Pas facile de se débarrasser d’un cadavre… Surtout quand tu n’as pas vu venir le mort. Démarrant dans l’atmosphère poisseuse et ensanglantée des chiens de combat et du trafic de drogue à Casablanca, le premier film de Kamal Lazrac croise d’entrée de jeu la nervosité hyper-réaliste du cinéma américain indé des années 70, avec l’horreur absurde façon frères Coen. Mais pour en tirer un pur produit marocain (en VO dans le texte), et un film impressionnant à la redoutable personnalité. On n’aura jamais les bas-fonds de Casablanca filmés comme ça.

Car Kamal Lazrac sait très bien ce qu’il fait. Il avait eu le temps de mûrir son sujet dans un moyen métrage avant de choisir ses « gueules » plus vraies que nature – deux acteurs non professionnels des dits bas-fond – pour mieux plonger leurs réactions dans le bain électrique dans un scénario riche en rebondissements et en ironie sourde.

Abdellatif Masstouri, une « gueule »…

Un scénario et des gueules

La mort, il va la filmer dès le départ de façon on ne peut plus crédible (on ne vous dira pas comment), et le cadavre sera bien visible tout au long de cette nuit en enfer d’un fils qui a eu le malheur de vouloir aider son père ahuri (Abdellatif Masstouri, scotchant), dépassé par une sale besogne qui ne se passe évidemment pas comme prévu…

Mais dans cette 1h30 chrono pour cacher la mort, Kamal Lazrac a vicié son réalisme tout du long. Si ces hommes de basses oeuvres plus pitoyables que les chiens du début du film n’ont que Dieu a la bouche, c’est pour commettre les pires atrocités.

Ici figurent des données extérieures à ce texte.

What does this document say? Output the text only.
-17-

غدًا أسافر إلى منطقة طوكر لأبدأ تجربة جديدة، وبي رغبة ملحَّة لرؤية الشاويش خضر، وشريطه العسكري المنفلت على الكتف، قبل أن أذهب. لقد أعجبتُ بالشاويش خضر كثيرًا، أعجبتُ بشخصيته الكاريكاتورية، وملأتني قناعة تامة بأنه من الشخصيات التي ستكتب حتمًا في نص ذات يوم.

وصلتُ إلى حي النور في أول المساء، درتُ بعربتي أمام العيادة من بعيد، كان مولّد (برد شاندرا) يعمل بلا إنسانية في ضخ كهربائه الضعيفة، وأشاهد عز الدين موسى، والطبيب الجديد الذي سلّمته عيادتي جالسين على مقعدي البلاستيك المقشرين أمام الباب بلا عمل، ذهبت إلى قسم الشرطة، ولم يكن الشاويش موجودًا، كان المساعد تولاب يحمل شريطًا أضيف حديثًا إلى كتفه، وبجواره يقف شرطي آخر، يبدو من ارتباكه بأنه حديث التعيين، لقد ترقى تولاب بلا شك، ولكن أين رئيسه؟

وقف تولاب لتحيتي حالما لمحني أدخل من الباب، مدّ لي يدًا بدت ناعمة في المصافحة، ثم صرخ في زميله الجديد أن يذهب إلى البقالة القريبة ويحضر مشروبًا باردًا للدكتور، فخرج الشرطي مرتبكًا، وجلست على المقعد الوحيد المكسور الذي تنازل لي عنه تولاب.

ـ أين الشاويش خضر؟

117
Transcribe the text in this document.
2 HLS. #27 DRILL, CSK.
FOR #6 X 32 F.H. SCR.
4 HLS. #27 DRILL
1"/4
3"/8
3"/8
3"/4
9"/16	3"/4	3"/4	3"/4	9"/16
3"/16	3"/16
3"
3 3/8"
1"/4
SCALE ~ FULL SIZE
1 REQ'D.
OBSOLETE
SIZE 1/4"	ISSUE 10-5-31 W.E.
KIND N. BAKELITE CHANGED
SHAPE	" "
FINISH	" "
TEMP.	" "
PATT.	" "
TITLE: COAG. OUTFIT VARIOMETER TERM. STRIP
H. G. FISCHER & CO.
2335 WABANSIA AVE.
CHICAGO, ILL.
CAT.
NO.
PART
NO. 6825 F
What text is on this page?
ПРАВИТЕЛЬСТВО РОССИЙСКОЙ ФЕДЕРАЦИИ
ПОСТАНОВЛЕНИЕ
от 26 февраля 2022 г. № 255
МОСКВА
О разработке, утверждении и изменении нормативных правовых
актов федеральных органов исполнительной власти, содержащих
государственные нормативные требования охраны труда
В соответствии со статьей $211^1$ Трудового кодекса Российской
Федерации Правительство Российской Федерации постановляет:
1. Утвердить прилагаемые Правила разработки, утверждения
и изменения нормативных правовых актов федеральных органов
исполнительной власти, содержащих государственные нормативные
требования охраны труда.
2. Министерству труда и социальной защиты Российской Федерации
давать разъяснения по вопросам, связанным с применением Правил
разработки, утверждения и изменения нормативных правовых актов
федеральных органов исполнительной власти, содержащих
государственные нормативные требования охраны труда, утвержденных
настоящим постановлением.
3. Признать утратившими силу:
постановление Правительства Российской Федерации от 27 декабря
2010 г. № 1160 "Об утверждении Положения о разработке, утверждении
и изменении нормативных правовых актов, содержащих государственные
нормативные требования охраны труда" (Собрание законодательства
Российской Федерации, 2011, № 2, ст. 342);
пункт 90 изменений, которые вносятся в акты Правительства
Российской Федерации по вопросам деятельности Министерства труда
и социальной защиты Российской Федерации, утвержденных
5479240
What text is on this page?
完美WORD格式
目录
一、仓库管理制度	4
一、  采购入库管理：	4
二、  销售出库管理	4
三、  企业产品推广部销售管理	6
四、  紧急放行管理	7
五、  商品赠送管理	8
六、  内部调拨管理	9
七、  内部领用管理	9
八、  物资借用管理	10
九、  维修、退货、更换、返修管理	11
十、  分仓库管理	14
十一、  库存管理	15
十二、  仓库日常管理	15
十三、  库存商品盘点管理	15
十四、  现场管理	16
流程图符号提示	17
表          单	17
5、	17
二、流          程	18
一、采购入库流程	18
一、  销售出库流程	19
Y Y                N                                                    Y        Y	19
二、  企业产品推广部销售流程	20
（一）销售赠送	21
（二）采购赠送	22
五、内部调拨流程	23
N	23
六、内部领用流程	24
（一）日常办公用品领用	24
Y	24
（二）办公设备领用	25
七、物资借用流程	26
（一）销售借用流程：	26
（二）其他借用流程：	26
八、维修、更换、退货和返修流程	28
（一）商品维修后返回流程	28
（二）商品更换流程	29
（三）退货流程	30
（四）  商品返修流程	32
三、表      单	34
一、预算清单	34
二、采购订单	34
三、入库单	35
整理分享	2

La satire religieuse court comme un motif, comme le renversement des rapports père-fils quand Hassan prendra la tangente (magnétique Ayoub Elaid, pasolinien en diable).

« Est-ce qu’il a été lavé ? » se contentera de demander un vieux bougre musulman très pieux, par ailleurs tout à fait prêt à faire disparaître le corps en morceaux… Et lorsque Hassan rencontrera le chef de bande (seul acteur pro du film), c’est lui aussi pour l’inviter à se laver… dans la douche de sa garçonnière, avec un humour érotique parfaitement subversif. On croirait avoir trouvé l’équivalent marocain du récent Burning Days d’Emin Alper.

Nerveux, très cru et saisissant dans sa direction de non-acteurs qui crèvent l’écran, ces Meutes désespérément humaines et sournoisement satiriques signent l’avènement du nouveau cinéma marocain.

Les Meutes de Kamal Lazrac (Mar-Fr-Bel, 1h34) avec Abdellatif Masstouri, Ayoub Elaid, Lahcen Zaimouzen… Sortie le 19 juillet.